The 1994 Assault Weapons Ban was a step in the right direction, making it illegal to manufacture certain models of ‘assault weapons’, as well as clips that hold more than 10 rounds. The flaw with the ban was that assault weapons and magazines made before it went into effect were still legal, not only to own, but to resell, states the Washington Post. However, one thing to note is the fact that mass shootings per year have doubled since the ban lifted in 2004, which suggests that stricter bans might lower the amount of shootings, if not make them a rare occurrence.


Feinstein, author of the 1994 Assault Weapons Ban, announced in a press release that she plans to introduce a new Assault Weapons bill. “On the first day of the new Congress, I intend to introduce a bill stopping the sale, transfer, importation and manufacturing of assault weapons as well as large ammunition magazines, strips and drums that hold more than 10 rounds.”


In comparison to other countries, the United States has the highest rate of civilian gun ownership, with approximately 89 guns for every hundred people, according to the Chicago Tribune. It also has the greatest number of gun-related homicides per year to any other industrial country. According to the Washington Post, there have been more than 61 mass shootings since 1982, and in most cases the weapons were obtained legally.
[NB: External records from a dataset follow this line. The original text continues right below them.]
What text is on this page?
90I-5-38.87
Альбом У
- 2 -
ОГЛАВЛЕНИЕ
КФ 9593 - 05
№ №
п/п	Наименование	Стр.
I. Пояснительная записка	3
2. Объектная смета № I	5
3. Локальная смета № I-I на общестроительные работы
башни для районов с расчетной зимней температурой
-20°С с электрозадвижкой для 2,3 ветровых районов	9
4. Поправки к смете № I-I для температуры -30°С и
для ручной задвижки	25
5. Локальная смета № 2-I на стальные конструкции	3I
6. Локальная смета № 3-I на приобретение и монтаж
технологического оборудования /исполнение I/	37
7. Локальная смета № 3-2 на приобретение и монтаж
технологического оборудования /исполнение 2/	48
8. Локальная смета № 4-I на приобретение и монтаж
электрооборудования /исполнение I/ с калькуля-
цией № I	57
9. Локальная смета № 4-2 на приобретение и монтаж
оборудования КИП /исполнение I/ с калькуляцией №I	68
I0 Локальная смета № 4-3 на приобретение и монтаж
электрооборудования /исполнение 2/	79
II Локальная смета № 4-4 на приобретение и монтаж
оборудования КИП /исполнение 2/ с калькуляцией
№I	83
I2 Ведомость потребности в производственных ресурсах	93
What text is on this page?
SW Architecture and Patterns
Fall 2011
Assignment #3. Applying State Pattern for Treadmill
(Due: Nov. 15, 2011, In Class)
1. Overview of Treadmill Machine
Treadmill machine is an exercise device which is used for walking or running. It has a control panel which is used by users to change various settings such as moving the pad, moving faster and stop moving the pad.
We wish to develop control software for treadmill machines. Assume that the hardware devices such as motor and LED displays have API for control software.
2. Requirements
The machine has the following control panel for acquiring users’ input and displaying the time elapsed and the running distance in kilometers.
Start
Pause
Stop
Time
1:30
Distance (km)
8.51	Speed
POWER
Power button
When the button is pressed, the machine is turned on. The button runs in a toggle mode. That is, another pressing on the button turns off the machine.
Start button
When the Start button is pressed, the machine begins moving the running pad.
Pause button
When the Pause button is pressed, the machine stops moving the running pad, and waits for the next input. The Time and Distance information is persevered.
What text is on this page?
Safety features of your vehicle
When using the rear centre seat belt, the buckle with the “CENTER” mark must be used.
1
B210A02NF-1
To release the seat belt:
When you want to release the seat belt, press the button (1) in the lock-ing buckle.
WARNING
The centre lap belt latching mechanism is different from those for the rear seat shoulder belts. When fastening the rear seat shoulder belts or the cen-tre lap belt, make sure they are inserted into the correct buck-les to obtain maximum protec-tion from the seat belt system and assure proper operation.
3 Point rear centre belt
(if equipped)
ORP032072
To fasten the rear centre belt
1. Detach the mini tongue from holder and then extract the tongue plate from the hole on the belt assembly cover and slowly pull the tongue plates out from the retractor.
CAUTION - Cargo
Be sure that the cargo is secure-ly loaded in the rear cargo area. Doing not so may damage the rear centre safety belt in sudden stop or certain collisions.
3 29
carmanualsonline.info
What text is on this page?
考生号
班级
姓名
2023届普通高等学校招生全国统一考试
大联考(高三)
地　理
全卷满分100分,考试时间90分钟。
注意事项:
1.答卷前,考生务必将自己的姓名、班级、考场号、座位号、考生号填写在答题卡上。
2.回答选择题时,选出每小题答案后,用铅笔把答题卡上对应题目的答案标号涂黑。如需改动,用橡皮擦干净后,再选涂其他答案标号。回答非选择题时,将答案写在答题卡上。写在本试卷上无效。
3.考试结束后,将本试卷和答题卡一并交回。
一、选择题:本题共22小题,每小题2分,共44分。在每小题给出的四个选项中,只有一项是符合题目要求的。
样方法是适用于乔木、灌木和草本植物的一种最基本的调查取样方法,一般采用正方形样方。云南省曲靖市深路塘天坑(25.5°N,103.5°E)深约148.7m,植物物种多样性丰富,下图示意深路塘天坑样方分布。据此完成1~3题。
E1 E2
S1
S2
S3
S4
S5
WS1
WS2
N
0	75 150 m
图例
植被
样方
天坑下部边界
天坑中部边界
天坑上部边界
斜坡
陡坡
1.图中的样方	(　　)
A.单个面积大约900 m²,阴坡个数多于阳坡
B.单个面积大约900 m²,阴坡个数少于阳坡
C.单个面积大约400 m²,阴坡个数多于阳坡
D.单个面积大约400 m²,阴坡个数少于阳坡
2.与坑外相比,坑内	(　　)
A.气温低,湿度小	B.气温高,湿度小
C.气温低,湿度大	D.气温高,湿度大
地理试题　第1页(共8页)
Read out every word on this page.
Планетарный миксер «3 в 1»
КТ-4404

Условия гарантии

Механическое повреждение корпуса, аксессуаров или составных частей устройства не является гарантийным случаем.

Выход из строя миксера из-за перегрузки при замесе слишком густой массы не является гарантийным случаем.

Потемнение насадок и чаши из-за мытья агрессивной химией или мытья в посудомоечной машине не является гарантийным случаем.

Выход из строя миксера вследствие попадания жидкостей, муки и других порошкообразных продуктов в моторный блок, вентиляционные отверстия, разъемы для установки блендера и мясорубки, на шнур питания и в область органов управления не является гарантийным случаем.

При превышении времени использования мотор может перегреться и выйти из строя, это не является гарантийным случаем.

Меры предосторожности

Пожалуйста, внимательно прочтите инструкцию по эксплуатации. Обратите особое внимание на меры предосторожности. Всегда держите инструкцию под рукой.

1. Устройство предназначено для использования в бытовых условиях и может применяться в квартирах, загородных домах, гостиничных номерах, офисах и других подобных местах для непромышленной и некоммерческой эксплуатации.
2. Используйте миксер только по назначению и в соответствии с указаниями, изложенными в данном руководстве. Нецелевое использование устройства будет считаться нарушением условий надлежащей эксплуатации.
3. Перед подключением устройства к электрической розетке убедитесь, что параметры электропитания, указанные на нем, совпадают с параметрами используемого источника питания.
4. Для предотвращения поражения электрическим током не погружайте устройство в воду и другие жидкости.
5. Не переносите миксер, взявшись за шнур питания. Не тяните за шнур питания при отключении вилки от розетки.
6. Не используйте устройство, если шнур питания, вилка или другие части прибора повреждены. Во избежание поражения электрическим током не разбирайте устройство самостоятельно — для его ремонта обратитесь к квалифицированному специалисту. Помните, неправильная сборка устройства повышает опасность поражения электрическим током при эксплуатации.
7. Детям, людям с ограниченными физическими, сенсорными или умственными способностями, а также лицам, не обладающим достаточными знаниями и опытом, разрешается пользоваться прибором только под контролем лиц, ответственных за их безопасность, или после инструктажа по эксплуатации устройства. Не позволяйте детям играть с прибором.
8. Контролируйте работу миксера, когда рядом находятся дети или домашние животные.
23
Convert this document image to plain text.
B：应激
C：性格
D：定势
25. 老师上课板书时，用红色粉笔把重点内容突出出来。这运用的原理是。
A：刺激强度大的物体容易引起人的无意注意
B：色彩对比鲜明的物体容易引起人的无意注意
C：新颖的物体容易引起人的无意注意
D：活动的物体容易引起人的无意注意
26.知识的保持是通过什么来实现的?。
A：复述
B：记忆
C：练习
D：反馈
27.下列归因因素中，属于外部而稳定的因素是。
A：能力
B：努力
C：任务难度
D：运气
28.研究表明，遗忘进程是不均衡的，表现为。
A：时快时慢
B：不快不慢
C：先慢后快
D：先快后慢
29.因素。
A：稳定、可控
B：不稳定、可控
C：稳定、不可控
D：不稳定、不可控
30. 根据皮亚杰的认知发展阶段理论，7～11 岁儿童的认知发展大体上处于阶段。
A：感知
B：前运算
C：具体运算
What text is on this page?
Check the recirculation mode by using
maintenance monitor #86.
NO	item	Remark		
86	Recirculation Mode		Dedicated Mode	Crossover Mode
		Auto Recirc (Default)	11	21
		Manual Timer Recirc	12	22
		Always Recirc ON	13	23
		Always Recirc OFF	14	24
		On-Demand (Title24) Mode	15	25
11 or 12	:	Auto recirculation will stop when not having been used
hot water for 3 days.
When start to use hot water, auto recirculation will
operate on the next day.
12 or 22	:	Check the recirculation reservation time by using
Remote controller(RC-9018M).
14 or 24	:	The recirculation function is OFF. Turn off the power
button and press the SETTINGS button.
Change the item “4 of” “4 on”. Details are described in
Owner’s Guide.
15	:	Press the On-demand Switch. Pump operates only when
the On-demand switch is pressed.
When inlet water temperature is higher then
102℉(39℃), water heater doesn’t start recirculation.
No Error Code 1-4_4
In 2008, Japan had only 11 gun-related deaths, compared to the U.S. at more than 12 thousand that same year. That’s a significant difference in numbers, but there’s a significant difference in gun laws as well.


According to theatlantic.com, the only guns a Japanese citizen can obtain legally are shotguns and air rifles, and even that is difficult to do. One must attend an all-day class and a shooting range class, as well as pass a written test, drug test, and mental examination. An in-depth background check is also conducted before one can become an owner of a gun in Japan. Could America learn something from Japan, or other industrial countries that have stricter gun laws? Could America instate a ban on assault weapons that would help prevent mass shootings and gun-related deaths? If the U.S. ever wants to see low gun-related homicide numbers, it is eventually going to have to crack down on gun laws, and limit what firearms are available to the American public.